Entretien avec Daniel Bélanger : Sons du K.-O.
Musique

Entretien avec Daniel Bélanger : Sons du K.-O.

DANIEL BÉLANGER nous livre avec son dernier-né, Déflaboxe, un album-concept qui ne ressemble en rien à ce qu’on connaît. L’artiste nous y fait vivre un véritable match de boxe en dix rounds où un homme mène son dernier combat. Métaphore de la vie humaine, de ses luttes intérieures, faite d’échantillonnages et de textes récités. Entretien sur le ring.

Comment est né l’album Déflaboxe?
"C’est un combat que j’ai vu chez moi, un combat préparatoire à un grand combat. Un des boxeurs ne se défendait plus, il tendait sa joue pour se faire frapper. En fait, il allait se suicider sur le ring. J’ai senti qu’il était incapable de décider lui-même de laisser tomber la boxe. Il ne se défendait plus pour que les autres l’empêchent de boxer jusqu’à la fin de ses jours. Ça m’avait énormément touché, cette espèce de courage du désespoir."

Après l’écoute de Déflaboxe, on a un peu l’impression d’être chacun un boxeur dans son petit ring à soi, essayant de résister aux coups du destin…
"En fait, il s’agit d’une métaphore sur la solitude et sur le fait qu’on a des coups à prendre. C’est un peu cliché et assez classique comme interprétation. On sait tous qu’on naît et qu’on meurt seul… J’espère que ce n’est pas aussi sombre que ce que je suis en train d’en dire (rires)…

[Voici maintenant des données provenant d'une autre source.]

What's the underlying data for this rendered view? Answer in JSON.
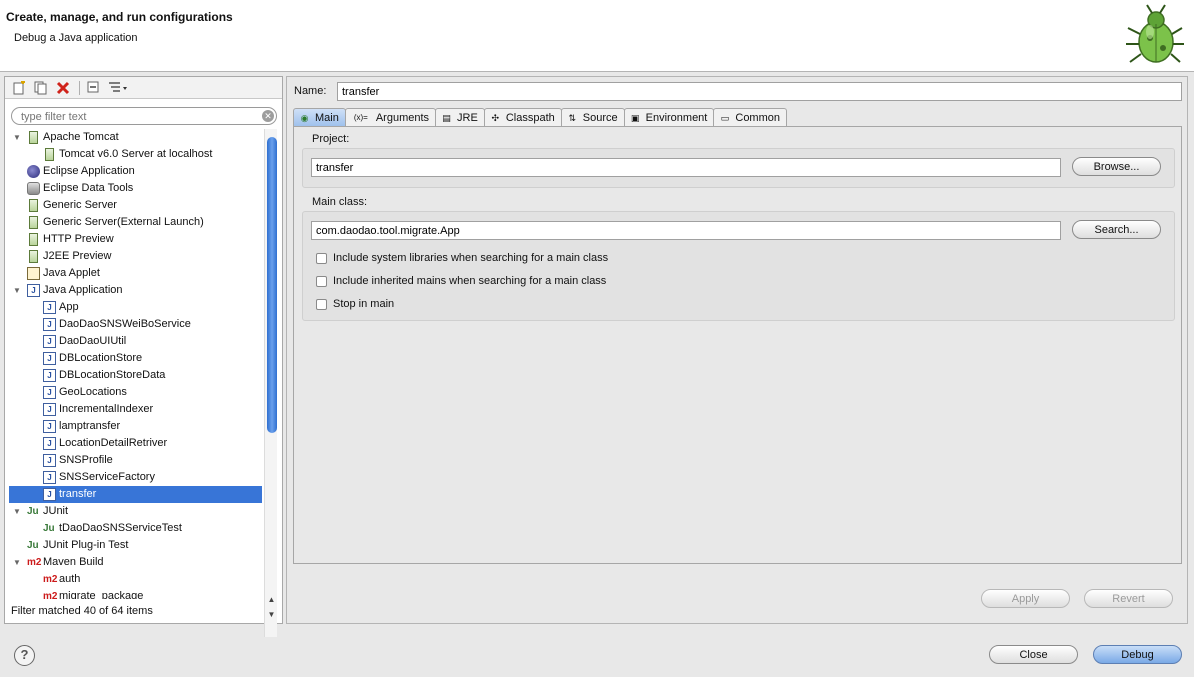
{
  "header": {
    "title": "Create, manage, and run configurations",
    "subtitle": "Debug a Java application"
  },
  "left": {
    "filter_placeholder": "type filter text",
    "status": "Filter matched 40 of 64 items",
    "tree": [
      {
        "label": "Apache Tomcat",
        "level": 0,
        "expander": "open",
        "icon": "server-icon"
      },
      {
        "label": "Tomcat v6.0 Server at localhost",
        "level": 1,
        "icon": "server-icon"
      },
      {
        "label": "Eclipse Application",
        "level": 0,
        "icon": "eclipse-icon"
      },
      {
        "label": "Eclipse Data Tools",
        "level": 0,
        "icon": "database-icon"
      },
      {
        "label": "Generic Server",
        "level": 0,
        "icon": "server-icon"
      },
      {
        "label": "Generic Server(External Launch)",
        "level": 0,
        "icon": "server-icon"
      },
      {
        "label": "HTTP Preview",
        "level": 0,
        "icon": "server-icon"
      },
      {
        "label": "J2EE Preview",
        "level": 0,
        "icon": "server-icon"
      },
      {
        "label": "Java Applet",
        "level": 0,
        "icon": "applet-icon"
      },
      {
        "label": "Java Application",
        "level": 0,
        "expander": "open",
        "icon": "java-app-icon"
      },
      {
        "label": "App",
        "level": 1,
        "icon": "java-app-icon"
      },
      {
        "label": "DaoDaoSNSWeiBoService",
        "level": 1,
        "icon": "java-app-icon"
      },
      {
        "label": "DaoDaoUIUtil",
        "level": 1,
        "icon": "java-app-icon"
      },
      {
        "label": "DBLocationStore",
        "level": 1,
        "icon": "java-app-icon"
      },
      {
        "label": "DBLocationStoreData",
        "level": 1,
        "icon": "java-app-icon"
      },
      {
        "label": "GeoLocations",
        "level": 1,
        "icon": "java-app-icon"
      },
      {
        "label": "IncrementalIndexer",
        "level": 1,
        "icon": "java-app-icon"
      },
      {
        "label": "lamptransfer",
        "level": 1,
        "icon": "java-app-icon"
      },
      {
        "label": "LocationDetailRetriver",
        "level": 1,
        "icon": "java-app-icon"
      },
      {
        "label": "SNSProfile",
        "level": 1,
        "icon": "java-app-icon"
      },
      {
        "label": "SNSServiceFactory",
        "level": 1,
        "icon": "java-app-icon"
      },
      {
        "label": "transfer",
        "level": 1,
        "icon": "java-app-icon",
        "selected": true
      },
      {
        "label": "JUnit",
        "level": 0,
        "expander": "open",
        "icon": "junit-icon"
      },
      {
        "label": "tDaoDaoSNSServiceTest",
        "level": 1,
        "icon": "junit-icon"
      },
      {
        "label": "JUnit Plug-in Test",
        "level": 0,
        "icon": "junit-icon"
      },
      {
        "label": "Maven Build",
        "level": 0,
        "expander": "open",
        "icon": "maven-icon"
      },
      {
        "label": "auth",
        "level": 1,
        "icon": "maven-icon"
      },
      {
        "label": "migrate_package",
        "level": 1,
        "icon": "maven-icon"
      }
    ]
  },
  "right": {
    "name_label": "Name:",
    "name_value": "transfer",
    "tabs": [
      {
        "label": "Main",
        "icon": "main-tab-icon",
        "glyph": "◉",
        "active": true
      },
      {
        "label": "Arguments",
        "icon": "arguments-icon",
        "glyph": "(x)="
      },
      {
        "label": "JRE",
        "icon": "jre-icon",
        "glyph": "▤"
      },
      {
        "label": "Classpath",
        "icon": "classpath-icon",
        "glyph": "✣"
      },
      {
        "label": "Source",
        "icon": "source-icon",
        "glyph": "⇅"
      },
      {
        "label": "Environment",
        "icon": "environment-icon",
        "glyph": "▣"
      },
      {
        "label": "Common",
        "icon": "common-icon",
        "glyph": "▭"
      }
    ],
    "project_label": "Project:",
    "project_value": "transfer",
    "browse_label": "Browse...",
    "main_class_label": "Main class:",
    "main_class_value": "com.daodao.tool.migrate.App",
    "search_label": "Search...",
    "checkboxes": [
      {
        "label": "Include system libraries when searching for a main class",
        "checked": false
      },
      {
        "label": "Include inherited mains when searching for a main class",
        "checked": false
      },
      {
        "label": "Stop in main",
        "checked": false
      }
    ],
    "apply_label": "Apply",
    "revert_label": "Revert"
  },
  "footer": {
    "help_glyph": "?",
    "close_label": "Close",
    "debug_label": "Debug"
  }
}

"En même temps, j’y ai découvert quelque chose de nouveau: l’échantillonnage. L’album est constitué à 100 % d’échantillonnages puisés à 95 % dans le répertoire québécois des 50 dernières années. J’étais autant inspiré par le thème que par la matière. (…) J’en ai profité pour mettre de la musique que j’écoutais dans les années 70. Il y a une mine de vinyles au Québec dans les magasins de disques usagés, on retrouve des choses extraordinaires, surtout dans le répertoire québécois, parce que personne n’est allé y mettre son nez. Si tu prends un échantillonnage de James Brown, ça se peut que tu sois le quatrième à le faire, alors que je ne crois pas être le quatrième à avoir échantillonné Raymond Berthiaume, le Ville Émard Blues Band ou Muriel Millard… J’ai aussi échantillonné un petit huit secondes d’un album d’Elvis Costello qui s’appelle Juliet Letters, mais il ne cède pas les droits d’utilisation, Elvis Costello. Il demande à être le co-compositeur. J’ai donc co-composé une chanson avec Elvis Costello, alors que je ne l’ai jamais vu (rires)."

Est-ce que ç’a été difficile de t’empêcher de chanter par moments?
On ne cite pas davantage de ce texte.